Apparently, the kid's got something to prove, and baby blue-eyed Chris O'Donnell is here cast for his dewy sensitivity—unwisely letting Glenn upstage him in the macho department. He and his sis are still trying to please Daddy, with Glenn's character acting as a surrogate father figure. Unlike the mercenary Clint Eastwood in The Eiger Sanction or muscle-bound Stallone in Cliffhanger, O'Donnell's hero doesn't use the mountains so much to prove himself as to preserve his family.

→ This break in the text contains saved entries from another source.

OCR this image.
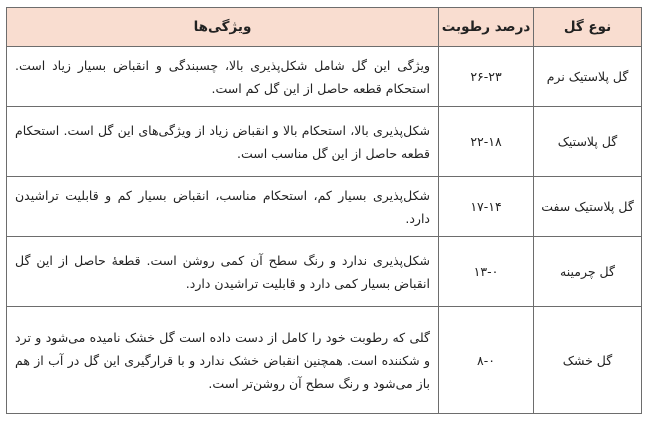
نوع گل	درصد رطوبت	ویژگی‌ها
گل پلاستیک نرم	۲۶-۲۳	ویژگی این گل شامل شکل‌پذیری بالا، چسبندگی و انقباض بسیار زیاد است. استحکام قطعه حاصل از این گل کم است.
گل پلاستیک	۲۲-۱۸	شکل‌پذیری بالا، استحکام بالا و انقباض زیاد از ویژگی‌های این گل است. استحکام قطعه حاصل از این گل مناسب است.
گل پلاستیک سفت	۱۷-۱۴	شکل‌پذیری بسیار کم، استحکام مناسب، انقباض بسیار کم و قابلیت تراشیدن دارد.
گل چرمینه	۱۳-۰	شکل‌پذیری ندارد و رنگ سطح آن کمی روشن است. قطعهٔ حاصل از این گل انقباض بسیار کمی دارد و قابلیت تراشیدن دارد.
گل خشک	۸-۰	گلی که رطوبت خود را کامل از دست داده است گل خشک نامیده می‌شود و ترد و شکننده است. همچنین انقباض خشک ندارد و با قرارگیری این گل در آب از هم باز می‌شود و رنگ سطح آن روشن‌تر است.
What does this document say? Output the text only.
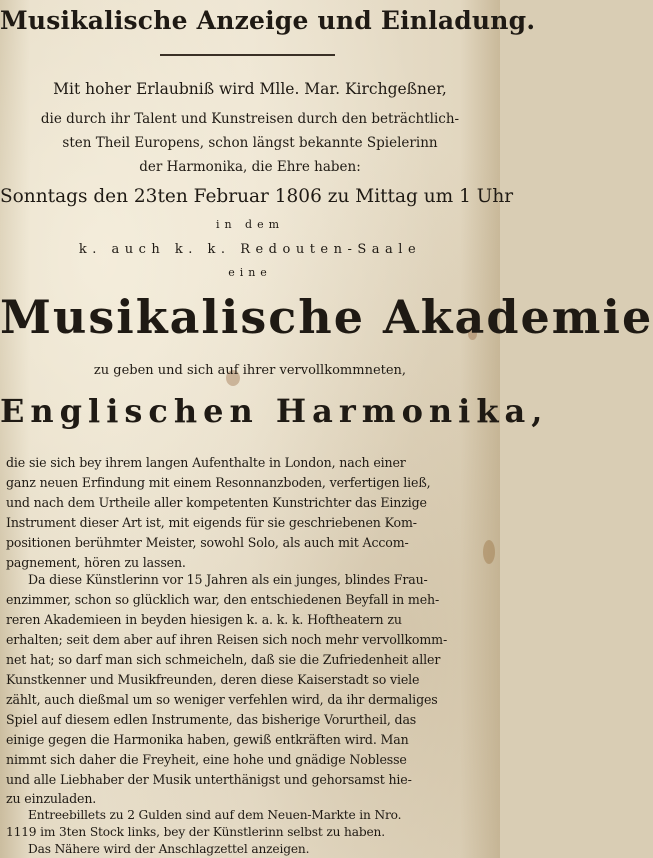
Musikalische Anzeige und Einladung.
Mit hoher Erlaubniß wird Mlle. Mar. Kirchgeßner,
die durch ihr Talent und Kunstreisen durch den beträchtlich-
sten Theil Europens, schon längst bekannte Spielerinn
der Harmonika, die Ehre haben:
Sonntags den 23ten Februar 1806 zu Mittag um 1 Uhr
in dem
k. auch k. k. Redouten-Saale
eine
Musikalische Akademie
zu geben und sich auf ihrer vervollkommneten,
Englischen Harmonika,
die sie sich bey ihrem langen Aufenthalte in London, nach einer
ganz neuen Erfindung mit einem Resonnanzboden, verfertigen ließ,
und nach dem Urtheile aller kompetenten Kunstrichter das Einzige
Instrument dieser Art ist, mit eigends für sie geschriebenen Kom-
positionen berühmter Meister, sowohl Solo, als auch mit Accom-
pagnement, hören zu lassen.
Da diese Künstlerinn vor 15 Jahren als ein junges, blindes Frau-
enzimmer, schon so glücklich war, den entschiedenen Beyfall in meh-
reren Akademieen in beyden hiesigen k. a. k. k. Hoftheatern zu
erhalten; seit dem aber auf ihren Reisen sich noch mehr vervollkomm-
net hat; so darf man sich schmeicheln, daß sie die Zufriedenheit aller
Kunstkenner und Musikfreunden, deren diese Kaiserstadt so viele
zählt, auch dießmal um so weniger verfehlen wird, da ihr dermaliges
Spiel auf diesem edlen Instrumente, das bisherige Vorurtheil, das
einige gegen die Harmonika haben, gewiß entkräften wird. Man
nimmt sich daher die Freyheit, eine hohe und gnädige Noblesse
und alle Liebhaber der Musik unterthänigst und gehorsamst hie-
zu einzuladen.
Entreebillets zu 2 Gulden sind auf dem Neuen-Markte in Nro.
1119 im 3ten Stock links, bey der Künstlerinn selbst zu haben.
Das Nähere wird der Anschlagzettel anzeigen.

That's why, at such austere white heights, Paxton's selfishness and Glenn's slow-burn anger are more convincing. Climbing isn't a touchy-feely sport any more than it's characterized by fiery red explosions. Yet for mass-audience multiplex mountaineers, Vertical offers closure, hugs, and reconciliations straight from the set of Oprah. After the bogus sentiment of that Grinch movie, however, viewers may question why we're again looking up to the mountaintops for the comforts of home. Isn't that why we head to the hills, after all—to escape from what's easy and reassuring? For all its grunting efforts, Vertical takes us in a different direction.